Line 170: Given that vegetation effects will be most important during the growing season, why not remove the long-term monthly (or seasonal) trend? For example, if the summer is warming more quickly than the winter, would it be more appropriate to remove the summer trend rather than the annual trend?
Line 235: How is it possible that actual ET is higher than net radiation (i.e., HadGEM2-ES)? What is the energy balance of net radiation, latent heating, sensible heating, and ground heat flux?
Line 244: A fixed value of 0.8 would likely not apply in all regions (as the authors discussion in section 4.2), so it makes sense that it would not match the PT-MA results. It could be that it is less than or more than 80% of net radiation in some regions. If you calculated the net radiation directly from the GCMs to compare to WGHM, you could determine if it is the radiation that is different or if it is the "scaling factor", which would help the discussion here.
Figure 2/3: Why is there no difference between PT vs PT-MA (and T vs modified T) before 2000? With a reference period of 1981-2000, it would be assumed that actual temperature T would be lower than the modified temperature for the early 1900s, since a long-term warming trend would be present from 1900 to 2000.
Line 260: Why not include all the models in Figure 3? Since there are only 4 GCMs, it seems somewhat random to choose 2 to put in the main manuscript and 2 others for the appendix.
Line 263: Why is it intended that there is no difference before 2001? Was there no long-term temperature trend in those locations prior to 2001? Why do you not remove the temperature trend for the entire time series?
Line 272: Again, why are these 2 GCMs chosen over the other 2? Or why not show the multi-model mean?
Line 291: I suggest removing "and open water bodies", since there wouldn't be any limit on water availability in open water bodies.
Line 296: With the color bar used in Figure 5 and no statistical significance testing, it is not possible to determine if the changes in the western US are meaningful. I suggest adding a color (white) centered on zero to indicate regions with no change.
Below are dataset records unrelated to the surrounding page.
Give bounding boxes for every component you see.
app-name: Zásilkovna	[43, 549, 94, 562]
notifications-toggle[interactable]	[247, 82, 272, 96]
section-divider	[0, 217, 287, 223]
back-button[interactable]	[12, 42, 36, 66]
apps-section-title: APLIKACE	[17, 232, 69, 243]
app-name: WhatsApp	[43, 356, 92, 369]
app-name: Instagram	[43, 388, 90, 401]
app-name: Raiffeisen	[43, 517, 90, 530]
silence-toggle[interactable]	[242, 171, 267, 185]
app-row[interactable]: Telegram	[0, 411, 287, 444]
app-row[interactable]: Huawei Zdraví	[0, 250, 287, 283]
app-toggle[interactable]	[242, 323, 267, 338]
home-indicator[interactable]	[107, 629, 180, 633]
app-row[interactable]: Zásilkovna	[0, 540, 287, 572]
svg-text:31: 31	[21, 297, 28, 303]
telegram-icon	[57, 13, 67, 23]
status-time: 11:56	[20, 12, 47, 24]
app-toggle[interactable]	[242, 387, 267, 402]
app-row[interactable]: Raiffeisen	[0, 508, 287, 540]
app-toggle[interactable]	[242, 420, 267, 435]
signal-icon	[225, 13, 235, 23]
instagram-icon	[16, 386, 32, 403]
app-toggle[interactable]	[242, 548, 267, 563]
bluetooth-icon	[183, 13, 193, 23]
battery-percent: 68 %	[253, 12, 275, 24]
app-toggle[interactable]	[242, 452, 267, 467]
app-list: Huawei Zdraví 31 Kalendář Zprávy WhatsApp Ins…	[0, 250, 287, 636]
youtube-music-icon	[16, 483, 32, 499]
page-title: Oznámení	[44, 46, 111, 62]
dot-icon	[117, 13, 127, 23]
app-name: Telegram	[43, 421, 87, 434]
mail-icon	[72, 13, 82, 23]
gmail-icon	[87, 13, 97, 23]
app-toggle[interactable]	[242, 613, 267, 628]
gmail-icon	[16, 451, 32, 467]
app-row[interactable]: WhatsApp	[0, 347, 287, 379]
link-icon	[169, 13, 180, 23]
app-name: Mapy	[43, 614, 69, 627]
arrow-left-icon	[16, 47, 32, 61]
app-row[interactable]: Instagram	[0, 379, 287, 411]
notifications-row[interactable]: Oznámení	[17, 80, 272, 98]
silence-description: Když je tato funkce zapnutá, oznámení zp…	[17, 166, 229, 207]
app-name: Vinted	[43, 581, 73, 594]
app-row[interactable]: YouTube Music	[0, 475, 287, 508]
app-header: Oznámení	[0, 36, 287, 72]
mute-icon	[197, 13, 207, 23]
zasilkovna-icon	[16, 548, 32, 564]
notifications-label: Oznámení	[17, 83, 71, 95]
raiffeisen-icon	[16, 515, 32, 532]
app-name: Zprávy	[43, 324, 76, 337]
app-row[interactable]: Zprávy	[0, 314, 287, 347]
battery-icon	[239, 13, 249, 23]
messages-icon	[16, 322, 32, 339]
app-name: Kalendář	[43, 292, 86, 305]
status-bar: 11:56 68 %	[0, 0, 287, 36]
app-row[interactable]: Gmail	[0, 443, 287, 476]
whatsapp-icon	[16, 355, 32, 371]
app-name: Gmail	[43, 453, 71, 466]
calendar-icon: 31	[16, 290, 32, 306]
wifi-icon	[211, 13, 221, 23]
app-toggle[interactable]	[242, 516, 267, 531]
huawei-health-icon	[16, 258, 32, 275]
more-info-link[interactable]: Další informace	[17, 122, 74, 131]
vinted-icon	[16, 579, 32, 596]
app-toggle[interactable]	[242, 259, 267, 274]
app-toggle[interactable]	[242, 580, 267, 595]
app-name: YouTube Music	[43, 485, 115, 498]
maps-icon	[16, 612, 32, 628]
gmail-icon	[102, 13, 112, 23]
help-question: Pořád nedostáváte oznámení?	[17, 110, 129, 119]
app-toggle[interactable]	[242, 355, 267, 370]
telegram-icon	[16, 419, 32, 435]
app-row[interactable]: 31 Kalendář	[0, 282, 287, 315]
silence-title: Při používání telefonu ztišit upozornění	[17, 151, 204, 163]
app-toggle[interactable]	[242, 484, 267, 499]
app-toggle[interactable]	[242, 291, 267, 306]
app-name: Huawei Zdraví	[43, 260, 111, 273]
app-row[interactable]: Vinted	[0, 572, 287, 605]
And adding some statistical significance testing to these figures.
Line 303: As mentioned in the main comment above, the DC metric may appear to show large differences where the climate change signals are small. I suggest adding some indication in this figure for where the climate change signal is significant.
Figure 6: Again, with the color bar it is not possible to determine if the differences are meaningful for panels a and b. Very small values (e.g., -0.00001 would appear as yellow and 0.00001 would appear as light green) could be from rounding error. I suggest adding a color (white) that is centered on zero (e.g., -0.5 to 0.5), and adding significance testing.